Netflix's New Thriller Is Worth It for Its Stars Alone
Briefly

Netflix's New Thriller Is Worth It for Its Stars Alone
""It's boring! No wonder you're stuck!" he says. Aggie tries to defend her idea: "It's two people with radically opposed worldviews, deeply polarized convictions, who still manage to have real affection-" Nile, played by Rhys as a magnetically rude man, mimics putting on a mask and breathing into it: "It's a snooze! No one wants hope! You know that! People want gossip and carnage!""
"Aggie, a prize-winning writer with a Bushwick-dwelling artist ex-wife and bylines in the Atlantic and the New Yorker, is Ginsburg. Nile, a rapacious developer and a capitalist prone to declarations like "Selfish gets shit done" and "Humans have eyes in the front and sharp teeth ... we are predators," is Scalia. They may seem like opposites, but just as Ginsburg and Scalia were both creatures of the privilege the Supreme Court conveys"
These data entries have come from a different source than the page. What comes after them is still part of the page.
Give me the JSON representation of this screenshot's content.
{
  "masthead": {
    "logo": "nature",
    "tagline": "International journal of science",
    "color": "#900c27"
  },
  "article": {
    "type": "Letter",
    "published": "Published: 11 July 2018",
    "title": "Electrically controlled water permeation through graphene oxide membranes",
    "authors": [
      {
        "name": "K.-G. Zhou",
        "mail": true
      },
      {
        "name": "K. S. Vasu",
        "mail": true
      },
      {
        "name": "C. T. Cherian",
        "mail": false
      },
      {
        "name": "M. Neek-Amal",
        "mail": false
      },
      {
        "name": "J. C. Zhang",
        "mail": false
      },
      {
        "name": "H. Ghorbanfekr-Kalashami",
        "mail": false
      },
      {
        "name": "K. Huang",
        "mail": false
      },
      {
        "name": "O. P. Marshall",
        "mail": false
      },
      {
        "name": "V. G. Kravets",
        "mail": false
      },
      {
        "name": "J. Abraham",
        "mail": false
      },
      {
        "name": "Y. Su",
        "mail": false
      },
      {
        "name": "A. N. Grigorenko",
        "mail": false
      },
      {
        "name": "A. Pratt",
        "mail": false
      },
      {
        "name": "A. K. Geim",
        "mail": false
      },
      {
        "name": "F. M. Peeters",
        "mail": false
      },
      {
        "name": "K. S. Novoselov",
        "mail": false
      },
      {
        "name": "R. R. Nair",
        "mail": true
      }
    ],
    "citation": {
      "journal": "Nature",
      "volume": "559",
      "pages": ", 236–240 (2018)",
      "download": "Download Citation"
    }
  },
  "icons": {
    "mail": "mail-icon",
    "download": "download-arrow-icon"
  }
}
Agatha Gibbs has a contract to write a book about the friendship between Ruth Bader Ginsburg and Antonin Scalia but is stalled on the project. Her only child died in a car accident four years earlier, and she and her wife divorced in the aftermath. A wealthy neighbor, Nile Jarvis, openly criticizes her project as dull and urges sensationalism. Aggie and Nile develop an unexpected, intense rapport that echoes the Ginsburg-Scalia dynamic. Both characters share New York privilege and an obsession with prestige despite holding opposing worldviews, revealing complex similarities beneath apparent differences.